In a surprising discovery about where higher life can thrive, scientists for the first time found a shrimp-like creature and a jellyfish frolicking beneath a massive Antarctic ice sheet.
One hundred and eighty metres below the ice where no light shines, scientists had figured nothing much more than a few microbes could exist.
That's why a NASA team was surprised when they lowered a video camera to get the first long look at the underbelly of an ice sheet in Antarctica. A curious shrimp-like creature came swimming by and then parked itself on the camera's cable. Scientists also pulled up a tentacle they believe came from a 30-centimetre-long jellyfish.
"We were operating on the presumption that nothing's there," said NASA ice scientist Robert Bindschadler, who will be presenting the initial findings and a video at an American Geophysical Union meeting Wednesday. "It was a shrimp you'd enjoy having on your plate."
"We were just gaga over it," he said of the 7.5-centimetre-long, orange critter starring in their two-minute video. Technically, it's not a shrimp. It's a Lyssianasid amphipod, which is distantly related to shrimp.

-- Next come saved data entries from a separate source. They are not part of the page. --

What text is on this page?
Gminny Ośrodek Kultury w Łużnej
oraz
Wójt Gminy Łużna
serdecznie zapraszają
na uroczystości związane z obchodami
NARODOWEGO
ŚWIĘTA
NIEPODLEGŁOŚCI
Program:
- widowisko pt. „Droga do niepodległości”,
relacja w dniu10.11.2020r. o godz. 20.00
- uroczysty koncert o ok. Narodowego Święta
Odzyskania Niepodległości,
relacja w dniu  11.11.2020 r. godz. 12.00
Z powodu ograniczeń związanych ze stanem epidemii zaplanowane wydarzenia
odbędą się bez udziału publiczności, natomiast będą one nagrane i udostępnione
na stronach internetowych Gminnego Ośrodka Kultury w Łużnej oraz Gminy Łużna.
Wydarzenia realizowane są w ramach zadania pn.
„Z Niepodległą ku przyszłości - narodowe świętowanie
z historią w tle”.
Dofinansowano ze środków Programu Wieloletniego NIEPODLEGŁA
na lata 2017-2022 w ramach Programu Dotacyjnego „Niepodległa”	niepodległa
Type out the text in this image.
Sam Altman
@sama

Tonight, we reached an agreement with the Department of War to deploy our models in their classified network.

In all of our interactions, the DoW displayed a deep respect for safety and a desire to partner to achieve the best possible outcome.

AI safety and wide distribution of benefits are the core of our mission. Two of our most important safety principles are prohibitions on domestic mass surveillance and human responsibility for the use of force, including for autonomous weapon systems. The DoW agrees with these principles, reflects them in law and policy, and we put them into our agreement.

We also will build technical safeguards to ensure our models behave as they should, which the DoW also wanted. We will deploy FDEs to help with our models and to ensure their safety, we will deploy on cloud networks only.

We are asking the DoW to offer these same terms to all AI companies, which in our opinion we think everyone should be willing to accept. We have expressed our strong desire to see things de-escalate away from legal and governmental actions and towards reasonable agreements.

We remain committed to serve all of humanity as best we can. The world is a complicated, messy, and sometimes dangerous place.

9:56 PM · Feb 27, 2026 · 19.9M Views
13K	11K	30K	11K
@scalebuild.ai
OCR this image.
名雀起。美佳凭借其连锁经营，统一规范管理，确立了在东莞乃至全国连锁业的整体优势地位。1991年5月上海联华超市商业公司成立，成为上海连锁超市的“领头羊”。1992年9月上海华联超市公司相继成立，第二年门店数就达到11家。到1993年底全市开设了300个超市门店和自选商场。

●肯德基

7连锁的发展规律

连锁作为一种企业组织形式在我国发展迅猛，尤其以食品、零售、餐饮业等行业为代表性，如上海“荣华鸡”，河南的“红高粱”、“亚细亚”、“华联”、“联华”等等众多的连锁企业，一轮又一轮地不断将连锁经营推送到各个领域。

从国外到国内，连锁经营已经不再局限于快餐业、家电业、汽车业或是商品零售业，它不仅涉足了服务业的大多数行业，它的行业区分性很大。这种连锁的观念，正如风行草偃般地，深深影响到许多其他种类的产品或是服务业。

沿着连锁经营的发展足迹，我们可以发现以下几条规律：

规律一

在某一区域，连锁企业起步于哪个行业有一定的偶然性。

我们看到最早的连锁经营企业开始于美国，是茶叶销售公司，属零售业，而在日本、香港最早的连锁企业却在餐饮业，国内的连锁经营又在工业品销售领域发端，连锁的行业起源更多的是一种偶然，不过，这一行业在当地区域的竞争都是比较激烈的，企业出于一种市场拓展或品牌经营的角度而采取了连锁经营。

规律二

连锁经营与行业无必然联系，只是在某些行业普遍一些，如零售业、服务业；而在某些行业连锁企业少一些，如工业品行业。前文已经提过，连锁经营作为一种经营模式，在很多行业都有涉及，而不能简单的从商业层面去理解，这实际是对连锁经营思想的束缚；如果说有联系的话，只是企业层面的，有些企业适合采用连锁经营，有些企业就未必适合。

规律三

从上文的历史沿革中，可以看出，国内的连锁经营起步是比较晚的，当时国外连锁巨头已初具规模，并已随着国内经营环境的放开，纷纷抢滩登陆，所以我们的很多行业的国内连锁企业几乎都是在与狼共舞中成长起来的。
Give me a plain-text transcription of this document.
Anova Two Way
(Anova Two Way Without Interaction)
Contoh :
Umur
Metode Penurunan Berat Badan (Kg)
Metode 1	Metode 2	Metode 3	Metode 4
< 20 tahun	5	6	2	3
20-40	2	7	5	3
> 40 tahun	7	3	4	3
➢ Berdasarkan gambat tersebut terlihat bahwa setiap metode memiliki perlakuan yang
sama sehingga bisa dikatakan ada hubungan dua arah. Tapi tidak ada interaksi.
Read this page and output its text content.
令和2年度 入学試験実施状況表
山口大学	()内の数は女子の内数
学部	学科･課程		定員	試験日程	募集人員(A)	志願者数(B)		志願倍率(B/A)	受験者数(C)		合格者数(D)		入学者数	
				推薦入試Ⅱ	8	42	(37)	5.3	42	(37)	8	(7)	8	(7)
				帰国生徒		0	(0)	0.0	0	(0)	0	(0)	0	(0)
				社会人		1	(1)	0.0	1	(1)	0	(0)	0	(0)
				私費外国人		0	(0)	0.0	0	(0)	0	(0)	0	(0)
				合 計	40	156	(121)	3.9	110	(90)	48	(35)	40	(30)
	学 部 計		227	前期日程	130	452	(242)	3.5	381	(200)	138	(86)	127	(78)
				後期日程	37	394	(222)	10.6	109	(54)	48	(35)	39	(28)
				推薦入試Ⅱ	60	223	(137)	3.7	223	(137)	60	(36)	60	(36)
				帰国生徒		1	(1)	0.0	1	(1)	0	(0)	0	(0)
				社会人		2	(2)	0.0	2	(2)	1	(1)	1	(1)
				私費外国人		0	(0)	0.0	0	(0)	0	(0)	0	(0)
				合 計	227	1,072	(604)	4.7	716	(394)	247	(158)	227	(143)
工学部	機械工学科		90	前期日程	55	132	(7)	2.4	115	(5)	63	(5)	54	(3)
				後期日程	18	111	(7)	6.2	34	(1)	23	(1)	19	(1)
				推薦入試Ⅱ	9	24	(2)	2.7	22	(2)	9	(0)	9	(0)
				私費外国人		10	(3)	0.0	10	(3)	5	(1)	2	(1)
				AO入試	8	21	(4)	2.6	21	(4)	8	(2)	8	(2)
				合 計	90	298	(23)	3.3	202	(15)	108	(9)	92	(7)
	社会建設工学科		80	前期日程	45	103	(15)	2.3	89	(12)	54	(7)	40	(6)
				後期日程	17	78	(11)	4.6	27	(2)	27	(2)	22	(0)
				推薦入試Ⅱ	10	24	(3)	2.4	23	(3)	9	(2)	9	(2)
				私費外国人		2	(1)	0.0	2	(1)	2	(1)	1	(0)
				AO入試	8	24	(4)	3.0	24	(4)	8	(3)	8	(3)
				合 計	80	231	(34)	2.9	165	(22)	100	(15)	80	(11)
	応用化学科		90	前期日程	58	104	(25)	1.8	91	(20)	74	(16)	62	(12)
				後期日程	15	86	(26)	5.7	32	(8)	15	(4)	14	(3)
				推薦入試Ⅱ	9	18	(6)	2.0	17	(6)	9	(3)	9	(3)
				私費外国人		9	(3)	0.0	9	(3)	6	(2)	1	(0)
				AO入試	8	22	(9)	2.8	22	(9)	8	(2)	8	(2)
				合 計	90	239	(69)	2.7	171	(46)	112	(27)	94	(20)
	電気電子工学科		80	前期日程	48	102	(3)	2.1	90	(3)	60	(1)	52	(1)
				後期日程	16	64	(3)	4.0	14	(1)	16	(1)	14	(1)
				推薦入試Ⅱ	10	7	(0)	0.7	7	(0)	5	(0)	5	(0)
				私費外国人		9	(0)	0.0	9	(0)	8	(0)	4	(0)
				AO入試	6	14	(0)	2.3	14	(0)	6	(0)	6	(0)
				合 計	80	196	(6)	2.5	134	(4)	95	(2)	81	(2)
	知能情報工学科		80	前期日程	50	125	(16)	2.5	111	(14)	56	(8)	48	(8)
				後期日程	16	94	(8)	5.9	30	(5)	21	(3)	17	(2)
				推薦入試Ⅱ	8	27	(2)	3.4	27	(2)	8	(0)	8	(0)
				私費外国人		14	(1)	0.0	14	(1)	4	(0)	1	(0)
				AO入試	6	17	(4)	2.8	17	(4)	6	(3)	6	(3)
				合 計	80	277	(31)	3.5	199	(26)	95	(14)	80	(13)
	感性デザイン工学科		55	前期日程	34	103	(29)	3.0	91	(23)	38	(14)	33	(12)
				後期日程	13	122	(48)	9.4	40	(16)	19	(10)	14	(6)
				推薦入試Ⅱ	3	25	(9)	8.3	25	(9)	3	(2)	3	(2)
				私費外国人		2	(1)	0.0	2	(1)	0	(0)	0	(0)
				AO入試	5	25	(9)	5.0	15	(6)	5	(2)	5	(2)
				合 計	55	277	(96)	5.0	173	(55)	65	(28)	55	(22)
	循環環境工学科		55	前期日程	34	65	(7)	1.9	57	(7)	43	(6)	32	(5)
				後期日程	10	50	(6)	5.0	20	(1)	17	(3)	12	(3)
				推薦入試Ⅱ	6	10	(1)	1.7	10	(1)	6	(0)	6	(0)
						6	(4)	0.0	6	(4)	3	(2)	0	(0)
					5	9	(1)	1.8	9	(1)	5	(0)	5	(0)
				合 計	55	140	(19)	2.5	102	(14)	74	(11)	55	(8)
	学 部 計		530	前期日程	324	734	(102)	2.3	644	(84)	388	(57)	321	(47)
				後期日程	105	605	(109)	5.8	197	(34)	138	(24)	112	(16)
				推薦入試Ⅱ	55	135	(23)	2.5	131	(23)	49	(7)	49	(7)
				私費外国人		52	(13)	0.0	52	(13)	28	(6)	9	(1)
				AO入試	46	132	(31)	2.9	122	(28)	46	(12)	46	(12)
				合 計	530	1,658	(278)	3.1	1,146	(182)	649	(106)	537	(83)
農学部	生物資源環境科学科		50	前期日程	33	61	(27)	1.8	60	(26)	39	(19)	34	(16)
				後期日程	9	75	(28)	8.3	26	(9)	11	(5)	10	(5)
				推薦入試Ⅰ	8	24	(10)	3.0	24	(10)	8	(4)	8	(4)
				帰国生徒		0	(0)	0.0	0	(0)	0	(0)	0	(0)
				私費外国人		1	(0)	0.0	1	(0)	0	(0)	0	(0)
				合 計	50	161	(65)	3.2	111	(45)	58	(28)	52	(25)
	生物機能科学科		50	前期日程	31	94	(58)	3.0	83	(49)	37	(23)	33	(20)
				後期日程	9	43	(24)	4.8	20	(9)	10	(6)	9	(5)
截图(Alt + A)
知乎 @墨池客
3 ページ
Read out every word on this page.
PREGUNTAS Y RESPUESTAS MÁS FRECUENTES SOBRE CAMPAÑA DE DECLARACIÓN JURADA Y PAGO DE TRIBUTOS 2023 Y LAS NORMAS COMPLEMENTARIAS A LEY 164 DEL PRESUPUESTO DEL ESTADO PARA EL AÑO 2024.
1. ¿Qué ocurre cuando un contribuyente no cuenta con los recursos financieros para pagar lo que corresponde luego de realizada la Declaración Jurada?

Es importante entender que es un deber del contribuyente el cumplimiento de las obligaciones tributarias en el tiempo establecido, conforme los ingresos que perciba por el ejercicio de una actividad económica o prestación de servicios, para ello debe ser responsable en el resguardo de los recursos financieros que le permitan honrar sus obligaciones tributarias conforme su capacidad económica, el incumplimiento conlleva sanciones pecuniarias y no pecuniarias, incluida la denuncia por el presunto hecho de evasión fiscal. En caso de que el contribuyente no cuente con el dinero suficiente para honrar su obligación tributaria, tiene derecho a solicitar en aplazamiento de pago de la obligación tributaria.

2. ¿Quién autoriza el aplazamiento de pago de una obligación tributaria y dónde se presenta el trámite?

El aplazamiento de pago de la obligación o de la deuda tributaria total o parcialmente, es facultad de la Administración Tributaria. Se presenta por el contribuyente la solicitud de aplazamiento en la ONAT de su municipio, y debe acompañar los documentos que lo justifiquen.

The video is likely to inspire experts to rethink what they know about life in harsh environments. And it has scientists musing that if shrimp-like creatures can frolic below 182 metres of Antarctic ice in subfreezing dark water, what about other hostile places? What about Europa, a frozen moon of Jupiter?
"They are looking at the equivalent of a drop of water in a swimming pool that you would expect nothing to be living in and they found not one animal but two," said biologist Stacy Kim of the Moss Landing Marine Laboratories in California, who joined the NASA team later. "We have no idea what's going on down there."
Microbiologist Cynan Ellis-Evans of the British Antarctic Survey called the finding intriguing.
"This is a first for the sub-glacial environment with that level of sophistication," Ellis-Evans said. He said there have been findings somewhat similar, showing complex life in retreating ice shelves, but nothing quite directly under the ice like this.
Ellis-Evans said it's possible the creatures swam in from far away and don't live there permanently.
But Kim, who is a co-author of the study, doubts it. The site in West Antarctica is at least 12 miles from open seas. Bindschadler drilled an 8-inch-wide hole and was looking at a tiny amount of water. That means it's unlikely that that two critters swam from great distances and were captured randomly in that small of an area, she said.
Yet scientists were puzzled at what the food source would be for these critters. While some microbes can make their own food out of chemicals in the ocean, complex life like the amphipod can't, Kim said.
So how do they survive? That's the key question, Kim said.
"It's pretty amazing when you find a huge puzzle like that on a planet where we thought we know everything," Kim said.